In The Picture of Dorian Gray, Oscar Wilde writes, “To define is to limit.” I’ll admit, there is little I’m more fearful of than confining myself to a definition of who I am moment to moment. As a somewhat whimsical and volatile being, I can’t trust that I will want the constant memory of a part of myself I have since shed since needle met skin. I prefer the anonymity of the blank canvas in its infinite potential. It makes sense. I have ALWAYS been one to value possibilities and somewhat gun-shy of commitment. And yet…the allure is there, a constant subtle nag to shout this is who I am, or was, from my skin.
I find little fun in the finite, at least when thinking theoretically, and yet I realize the finite is where the action happens. All of my best growth has come when I’ve leapt off the cliff with only the confidence that I’ll figure out how to swim on the way down.

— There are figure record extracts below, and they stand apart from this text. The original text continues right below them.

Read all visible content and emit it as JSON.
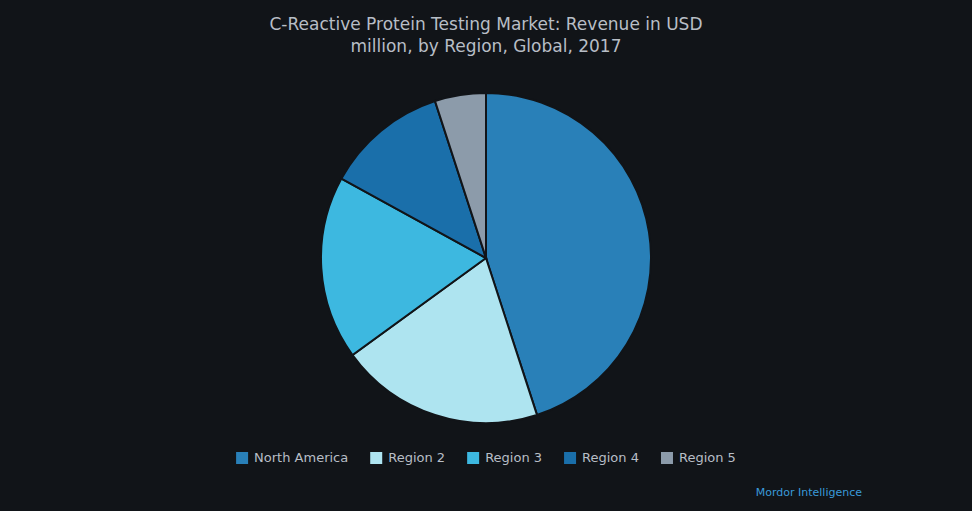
{
  "chart_data": {
    "type": "pie",
    "title": "C-Reactive Protein Testing Market:  Revenue  in USD\nmillion, by Region, Global, 2017",
    "categories": [
      "North America",
      "Region 2",
      "Region 3",
      "Region 4",
      "Region 5"
    ],
    "values": [
      45,
      20,
      18,
      12,
      5
    ],
    "colors": [
      "#2980b8",
      "#aee4f0",
      "#3db8e0",
      "#1a6faa",
      "#8c9baa"
    ],
    "legend": "bottom",
    "annotations": [
      "Mordor Intelligence"
    ]
  }
}
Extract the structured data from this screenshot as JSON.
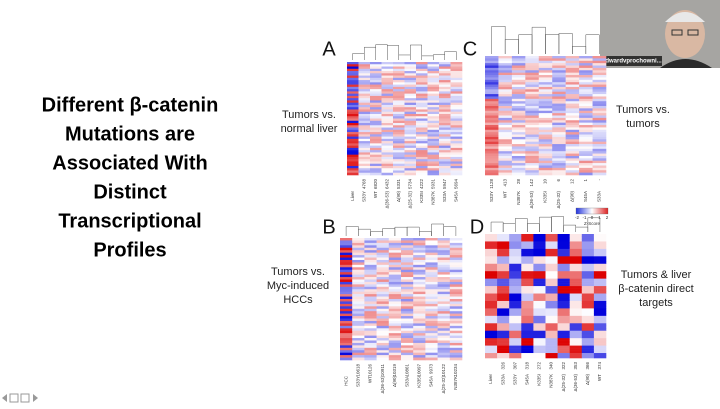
{
  "slide": {
    "title_lines": [
      "Different β-catenin",
      "Mutations are",
      "Associated With",
      "Distinct",
      "Transcriptional",
      "Profiles"
    ],
    "panels": [
      {
        "letter": "A",
        "description": [
          "Tumors vs.",
          "normal liver"
        ],
        "counts": [
          "4768",
          "6820",
          "6432",
          "5331",
          "5734",
          "4222",
          "5931",
          "5947",
          "5694"
        ],
        "columns": [
          "Liver",
          "S33Y",
          "WT",
          "Δ(36-53)",
          "Δ(90)",
          "Δ(25-32)",
          "K335I",
          "N387K",
          "S33A",
          "S45A"
        ]
      },
      {
        "letter": "C",
        "description": [
          "Tumors vs.",
          "tumors"
        ],
        "counts": [
          "1128",
          "413",
          "28",
          "142",
          "10",
          "6",
          "12",
          "1",
          "-"
        ],
        "columns": [
          "S33Y",
          "WT",
          "N387K",
          "Δ(36-53)",
          "K335I",
          "Δ(25-32)",
          "Δ(90)",
          "S45A",
          "S33A"
        ]
      },
      {
        "letter": "B",
        "description": [
          "Tumors vs.",
          "Myc-induced",
          "HCCs"
        ],
        "counts": [
          "10618",
          "10126",
          "10911",
          "10319",
          "10861",
          "10097",
          "9973",
          "10122",
          "10234"
        ],
        "columns": [
          "HCC",
          "S33Y",
          "WT",
          "Δ(36-53)",
          "Δ(90)",
          "S33A",
          "K335I",
          "S45A",
          "Δ(25-32)",
          "N387K"
        ]
      },
      {
        "letter": "D",
        "description": [
          "Tumors & liver",
          "β-catenin direct",
          "targets"
        ],
        "counts": [
          "326",
          "307",
          "318",
          "272",
          "340",
          "322",
          "353",
          "366",
          "374"
        ],
        "columns": [
          "Liver",
          "S33A",
          "S33Y",
          "S45A",
          "K335I",
          "N387K",
          "Δ(25-32)",
          "Δ(36-53)",
          "Δ(90)",
          "WT"
        ]
      }
    ],
    "colorbar": {
      "ticks": [
        "-2",
        "-1",
        "0",
        "1",
        "2"
      ],
      "label": "Z-Score"
    }
  },
  "participant": {
    "name": "edwardvprochowni..."
  }
}
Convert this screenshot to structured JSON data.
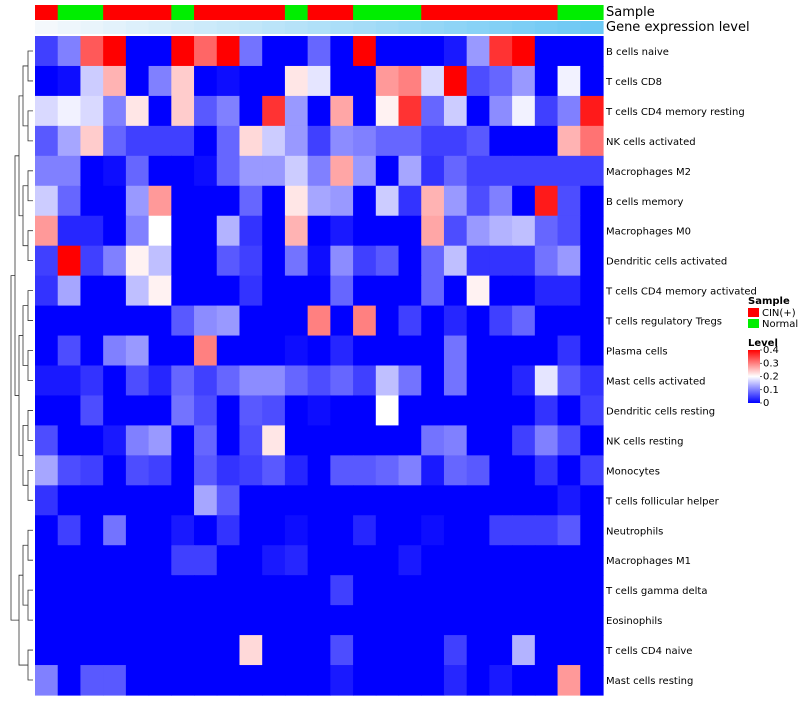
{
  "chart_data": {
    "type": "heatmap",
    "title": "",
    "annotation_labels": {
      "sample": "Sample",
      "expression": "Gene expression level"
    },
    "legend": {
      "sample_title": "Sample",
      "sample_entries": [
        {
          "label": "CIN(+)",
          "color": "#FF0000"
        },
        {
          "label": "Normal",
          "color": "#00EE00"
        }
      ],
      "level_title": "Level",
      "level_ticks": [
        "0.4",
        "0.3",
        "0.2",
        "0.1",
        "0"
      ],
      "level_tick_values": [
        0.4,
        0.3,
        0.2,
        0.1,
        0
      ]
    },
    "color_scale": {
      "min": 0,
      "mid": 0.2,
      "max": 0.4,
      "low": "#0000FF",
      "mid_color": "#FFFFFF",
      "high": "#FF0000"
    },
    "sample_groups": [
      "C",
      "N",
      "N",
      "C",
      "C",
      "C",
      "N",
      "C",
      "C",
      "C",
      "C",
      "N",
      "C",
      "C",
      "N",
      "N",
      "N",
      "C",
      "C",
      "C",
      "C",
      "C",
      "C",
      "N",
      "N"
    ],
    "expression_gradient": {
      "from": "#F4F8FC",
      "to": "#6CC8F4"
    },
    "rows": [
      "B cells naive",
      "T cells CD8",
      "T cells CD4 memory resting",
      "NK cells activated",
      "Macrophages M2",
      "B cells memory",
      "Macrophages M0",
      "Dendritic cells activated",
      "T cells CD4 memory activated",
      "T cells regulatory  Tregs",
      "Plasma cells",
      "Mast cells activated",
      "Dendritic cells resting",
      "NK cells resting",
      "Monocytes",
      "T cells follicular helper",
      "Neutrophils",
      "Macrophages M1",
      "T cells gamma delta",
      "Eosinophils",
      "T cells CD4 naive",
      "Mast cells resting"
    ],
    "values": [
      [
        0.05,
        0.1,
        0.33,
        0.4,
        0.0,
        0.0,
        0.4,
        0.32,
        0.4,
        0.09,
        0.0,
        0.0,
        0.08,
        0.0,
        0.4,
        0.0,
        0.0,
        0.0,
        0.02,
        0.12,
        0.36,
        0.4,
        0.0,
        0.0,
        0.0
      ],
      [
        0.0,
        0.01,
        0.16,
        0.26,
        0.0,
        0.1,
        0.24,
        0.0,
        0.01,
        0.0,
        0.0,
        0.22,
        0.18,
        0.0,
        0.0,
        0.28,
        0.3,
        0.17,
        0.4,
        0.06,
        0.08,
        0.12,
        0.0,
        0.19,
        0.0
      ],
      [
        0.17,
        0.19,
        0.17,
        0.1,
        0.22,
        0.0,
        0.24,
        0.07,
        0.1,
        0.0,
        0.36,
        0.12,
        0.0,
        0.27,
        0.0,
        0.21,
        0.36,
        0.08,
        0.16,
        0.0,
        0.11,
        0.19,
        0.05,
        0.1,
        0.38
      ],
      [
        0.07,
        0.13,
        0.24,
        0.08,
        0.05,
        0.05,
        0.05,
        0.0,
        0.08,
        0.23,
        0.16,
        0.12,
        0.05,
        0.11,
        0.1,
        0.08,
        0.08,
        0.05,
        0.05,
        0.07,
        0.0,
        0.0,
        0.0,
        0.26,
        0.31
      ],
      [
        0.1,
        0.1,
        0.0,
        0.01,
        0.08,
        0.0,
        0.0,
        0.01,
        0.08,
        0.12,
        0.12,
        0.16,
        0.1,
        0.27,
        0.12,
        0.0,
        0.13,
        0.04,
        0.08,
        0.05,
        0.05,
        0.05,
        0.05,
        0.05,
        0.05
      ],
      [
        0.16,
        0.08,
        0.0,
        0.0,
        0.12,
        0.28,
        0.0,
        0.0,
        0.0,
        0.08,
        0.0,
        0.22,
        0.13,
        0.12,
        0.0,
        0.16,
        0.04,
        0.26,
        0.12,
        0.06,
        0.1,
        0.0,
        0.38,
        0.06,
        0.0
      ],
      [
        0.28,
        0.03,
        0.03,
        0.0,
        0.1,
        0.2,
        0.0,
        0.0,
        0.14,
        0.04,
        0.0,
        0.26,
        0.0,
        0.02,
        0.0,
        0.0,
        0.0,
        0.27,
        0.06,
        0.12,
        0.14,
        0.15,
        0.08,
        0.06,
        0.0
      ],
      [
        0.05,
        0.4,
        0.05,
        0.1,
        0.21,
        0.15,
        0.0,
        0.0,
        0.07,
        0.05,
        0.0,
        0.09,
        0.01,
        0.11,
        0.05,
        0.07,
        0.0,
        0.08,
        0.15,
        0.04,
        0.04,
        0.04,
        0.09,
        0.12,
        0.0
      ],
      [
        0.04,
        0.13,
        0.0,
        0.0,
        0.15,
        0.21,
        0.0,
        0.0,
        0.0,
        0.04,
        0.0,
        0.0,
        0.0,
        0.08,
        0.0,
        0.0,
        0.0,
        0.08,
        0.0,
        0.21,
        0.0,
        0.0,
        0.03,
        0.03,
        0.0
      ],
      [
        0.0,
        0.0,
        0.0,
        0.0,
        0.0,
        0.0,
        0.07,
        0.11,
        0.12,
        0.0,
        0.0,
        0.0,
        0.3,
        0.0,
        0.3,
        0.0,
        0.05,
        0.0,
        0.03,
        0.0,
        0.05,
        0.08,
        0.0,
        0.0,
        0.0
      ],
      [
        0.0,
        0.06,
        0.0,
        0.1,
        0.12,
        0.0,
        0.0,
        0.3,
        0.0,
        0.0,
        0.0,
        0.01,
        0.0,
        0.03,
        0.0,
        0.0,
        0.0,
        0.0,
        0.09,
        0.0,
        0.0,
        0.0,
        0.0,
        0.04,
        0.0
      ],
      [
        0.02,
        0.02,
        0.04,
        0.0,
        0.06,
        0.03,
        0.08,
        0.05,
        0.08,
        0.11,
        0.11,
        0.08,
        0.06,
        0.08,
        0.05,
        0.15,
        0.09,
        0.0,
        0.09,
        0.0,
        0.0,
        0.03,
        0.18,
        0.07,
        0.04
      ],
      [
        0.0,
        0.0,
        0.06,
        0.0,
        0.0,
        0.0,
        0.09,
        0.06,
        0.0,
        0.07,
        0.06,
        0.0,
        0.01,
        0.0,
        0.0,
        0.2,
        0.0,
        0.0,
        0.0,
        0.0,
        0.0,
        0.0,
        0.04,
        0.0,
        0.05
      ],
      [
        0.06,
        0.0,
        0.0,
        0.02,
        0.1,
        0.12,
        0.0,
        0.08,
        0.0,
        0.06,
        0.22,
        0.0,
        0.0,
        0.0,
        0.0,
        0.0,
        0.0,
        0.09,
        0.1,
        0.0,
        0.0,
        0.05,
        0.1,
        0.06,
        0.0
      ],
      [
        0.13,
        0.06,
        0.05,
        0.0,
        0.06,
        0.05,
        0.0,
        0.07,
        0.04,
        0.05,
        0.07,
        0.03,
        0.0,
        0.07,
        0.07,
        0.08,
        0.1,
        0.02,
        0.08,
        0.07,
        0.0,
        0.0,
        0.04,
        0.0,
        0.05
      ],
      [
        0.04,
        0.0,
        0.0,
        0.0,
        0.0,
        0.0,
        0.0,
        0.13,
        0.07,
        0.0,
        0.0,
        0.0,
        0.0,
        0.0,
        0.0,
        0.0,
        0.0,
        0.0,
        0.0,
        0.0,
        0.0,
        0.0,
        0.0,
        0.02,
        0.0
      ],
      [
        0.0,
        0.05,
        0.0,
        0.09,
        0.0,
        0.0,
        0.02,
        0.0,
        0.04,
        0.0,
        0.0,
        0.01,
        0.0,
        0.0,
        0.03,
        0.0,
        0.0,
        0.01,
        0.0,
        0.0,
        0.05,
        0.05,
        0.05,
        0.07,
        0.0
      ],
      [
        0.0,
        0.0,
        0.0,
        0.0,
        0.0,
        0.0,
        0.05,
        0.05,
        0.0,
        0.0,
        0.02,
        0.03,
        0.0,
        0.0,
        0.0,
        0.0,
        0.02,
        0.0,
        0.0,
        0.0,
        0.0,
        0.0,
        0.0,
        0.0,
        0.0
      ],
      [
        0.0,
        0.0,
        0.0,
        0.0,
        0.0,
        0.0,
        0.0,
        0.0,
        0.0,
        0.0,
        0.0,
        0.0,
        0.0,
        0.05,
        0.0,
        0.0,
        0.0,
        0.0,
        0.0,
        0.0,
        0.0,
        0.0,
        0.0,
        0.0,
        0.0
      ],
      [
        0.0,
        0.0,
        0.0,
        0.0,
        0.0,
        0.0,
        0.0,
        0.0,
        0.0,
        0.0,
        0.0,
        0.0,
        0.0,
        0.0,
        0.0,
        0.0,
        0.0,
        0.0,
        0.0,
        0.0,
        0.0,
        0.0,
        0.0,
        0.0,
        0.0
      ],
      [
        0.0,
        0.0,
        0.0,
        0.0,
        0.0,
        0.0,
        0.0,
        0.0,
        0.0,
        0.23,
        0.0,
        0.0,
        0.0,
        0.06,
        0.0,
        0.0,
        0.0,
        0.0,
        0.05,
        0.0,
        0.0,
        0.14,
        0.0,
        0.0,
        0.0
      ],
      [
        0.1,
        0.0,
        0.07,
        0.07,
        0.0,
        0.0,
        0.0,
        0.0,
        0.0,
        0.0,
        0.0,
        0.0,
        0.0,
        0.02,
        0.0,
        0.0,
        0.0,
        0.0,
        0.03,
        0.0,
        0.02,
        0.0,
        0.0,
        0.28,
        0.0
      ]
    ]
  }
}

It’s the god damn brave who commit to something being the truth and then act with foolish daring in the name of getting shit done and moving forward. This is the foundation of the human race rising above all other creatures. We turned sounds into words to give meaning to our surroundings and rubbed sticks together to give birth to flame, not knowing why exactly we needed the burn. We are lunatics seeking the light in an impossible-to-perfect environment with too many variables to ever have any hope of being accurate.
Seriously, whoever thought mixing flour and water together and then heating it up was a good idea had no fucking clue they were creating a food staple for much of the modern world. Or what about the entire experimental field of medicine? Cutting people open, injecting foreign substances, removing and adding pieces…see? We are insane risk-takers.
We are constantly at war with each other and within ourselves seeking the balance of controversial ideas. And I think that is the allure of definition. Life is a complex beast. We lean into what feels right or seems logical given whatever information is at hand and continue adding blocks here and there building, what we hope, is a better future, more representative of who and what we are, seeking life, seeking meaning for whatever time we’re given.